No more!  Now I see Alvarez for what he is: a hacker with no ability to recognize a breaking ball or off-speed pitch, who probably needs more time in the minors to work on pitch recognition and to get read for a transition to 1B.  As it is, he’s just wasting at bats at the Major League level.

Joe Mauer is Superman

OK, so this isn’t a simile.  And it’s not a metaphor either.  I’m pretty convinced America’s Catcher is Superman.  And don’t you want to believe in Superman so badly?  I do.  A guy who just flies around and is good all time (unless exposed to the red kryptonite, obviously).  Superman, who became a symbol for what Americans felt were their natural might and strength and morality in the middle part of the 20th century, is an ideal to aspire to, and a little part of every kid believes in a man fast enough to make the world spin backwards or strong enough to stop a runaway train.

As a Twins fan, I want to keep believing in Joe Mauer, I really do.
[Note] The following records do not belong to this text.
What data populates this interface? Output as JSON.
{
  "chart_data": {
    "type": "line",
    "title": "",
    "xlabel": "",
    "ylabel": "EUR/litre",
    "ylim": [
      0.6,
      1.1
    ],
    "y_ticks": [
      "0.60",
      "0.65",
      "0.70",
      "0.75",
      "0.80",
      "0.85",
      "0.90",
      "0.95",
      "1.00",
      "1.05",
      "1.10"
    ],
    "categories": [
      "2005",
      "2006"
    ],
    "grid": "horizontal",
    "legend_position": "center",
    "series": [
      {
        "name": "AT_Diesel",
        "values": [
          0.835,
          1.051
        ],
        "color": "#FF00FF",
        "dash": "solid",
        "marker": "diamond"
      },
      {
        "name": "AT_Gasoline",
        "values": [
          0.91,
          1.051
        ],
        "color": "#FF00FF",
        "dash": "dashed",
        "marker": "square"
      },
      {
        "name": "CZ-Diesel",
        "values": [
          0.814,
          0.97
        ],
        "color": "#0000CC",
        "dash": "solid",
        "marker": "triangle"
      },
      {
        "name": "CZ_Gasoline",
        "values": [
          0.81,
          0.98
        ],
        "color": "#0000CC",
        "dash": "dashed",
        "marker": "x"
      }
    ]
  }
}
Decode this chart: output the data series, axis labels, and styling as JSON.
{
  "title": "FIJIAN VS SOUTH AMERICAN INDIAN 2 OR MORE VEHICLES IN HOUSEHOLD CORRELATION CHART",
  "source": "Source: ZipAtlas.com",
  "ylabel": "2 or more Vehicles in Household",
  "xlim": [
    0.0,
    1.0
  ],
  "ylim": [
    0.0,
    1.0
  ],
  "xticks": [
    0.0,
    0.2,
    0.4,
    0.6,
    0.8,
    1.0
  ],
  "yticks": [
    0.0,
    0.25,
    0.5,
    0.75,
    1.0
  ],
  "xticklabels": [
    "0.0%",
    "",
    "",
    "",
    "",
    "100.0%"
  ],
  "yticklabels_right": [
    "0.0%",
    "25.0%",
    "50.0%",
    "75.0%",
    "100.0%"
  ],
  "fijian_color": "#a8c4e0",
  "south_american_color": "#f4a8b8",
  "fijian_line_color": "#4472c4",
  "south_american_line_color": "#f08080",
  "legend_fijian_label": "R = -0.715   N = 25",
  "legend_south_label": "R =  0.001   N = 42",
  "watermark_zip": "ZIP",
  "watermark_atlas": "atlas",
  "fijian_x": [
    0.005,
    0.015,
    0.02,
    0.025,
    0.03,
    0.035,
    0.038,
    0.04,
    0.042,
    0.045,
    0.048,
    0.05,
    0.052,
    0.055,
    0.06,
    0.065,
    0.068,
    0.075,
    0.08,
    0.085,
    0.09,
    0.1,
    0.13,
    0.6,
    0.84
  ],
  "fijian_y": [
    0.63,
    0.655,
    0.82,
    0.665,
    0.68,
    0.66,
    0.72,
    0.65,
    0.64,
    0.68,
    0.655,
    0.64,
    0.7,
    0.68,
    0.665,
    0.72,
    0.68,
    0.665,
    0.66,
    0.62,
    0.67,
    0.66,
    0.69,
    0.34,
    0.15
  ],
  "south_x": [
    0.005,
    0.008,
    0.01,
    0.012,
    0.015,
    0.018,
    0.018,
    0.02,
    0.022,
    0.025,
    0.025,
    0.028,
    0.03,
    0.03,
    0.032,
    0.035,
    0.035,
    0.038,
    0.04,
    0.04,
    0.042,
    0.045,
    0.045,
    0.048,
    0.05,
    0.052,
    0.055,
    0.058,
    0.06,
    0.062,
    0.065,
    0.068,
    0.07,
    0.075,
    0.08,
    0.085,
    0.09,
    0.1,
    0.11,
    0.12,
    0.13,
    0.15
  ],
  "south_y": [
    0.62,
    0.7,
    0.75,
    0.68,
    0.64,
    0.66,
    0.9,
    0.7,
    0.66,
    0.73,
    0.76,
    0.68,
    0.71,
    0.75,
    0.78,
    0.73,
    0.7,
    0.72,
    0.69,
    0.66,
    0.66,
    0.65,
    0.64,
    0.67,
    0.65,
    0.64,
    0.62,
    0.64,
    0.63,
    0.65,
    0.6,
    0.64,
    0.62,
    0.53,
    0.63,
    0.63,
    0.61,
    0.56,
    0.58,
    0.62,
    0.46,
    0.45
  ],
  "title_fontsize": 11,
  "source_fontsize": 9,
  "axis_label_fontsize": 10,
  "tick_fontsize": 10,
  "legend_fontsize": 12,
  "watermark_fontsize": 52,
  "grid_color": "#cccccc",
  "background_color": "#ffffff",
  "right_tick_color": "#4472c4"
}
But despite being in the “Run Joe Mauer Into the Ground” camp for a long time now, I’m starting to think that he can’t stay behind the plate beyond the end of 2011.  His recent bout with Bilateral Leg Weakness, while a freak occurrence, is another in a long pattern of injury for Super Joe.  His Injury History on Baseball Prospectus is starting to read like the last Harry Potter book: long, confusing, and depressing.  I just cannot imagine that he’s ever going to catch more than 110 games a season again.  The pressure his long legs and big frame puts on his knees and back simply seems to be too much for Mauer to handle on a regular basis, and a move to a corner outfield spot (which the Twins will have opening up next year) seems fairly inevitable.

He will not be as valuable there, but he will be an above average hitter with great patience and decent line-drive power.  And he will, presumably be able to be in the lineup more often as he struggles to live up to the big contract he earned last offseason.

Comments (2)

  1. Before this year I don’t think I really realized how physically big Mauer is. I’m amazed that he’s been able to fold himself up back there this long.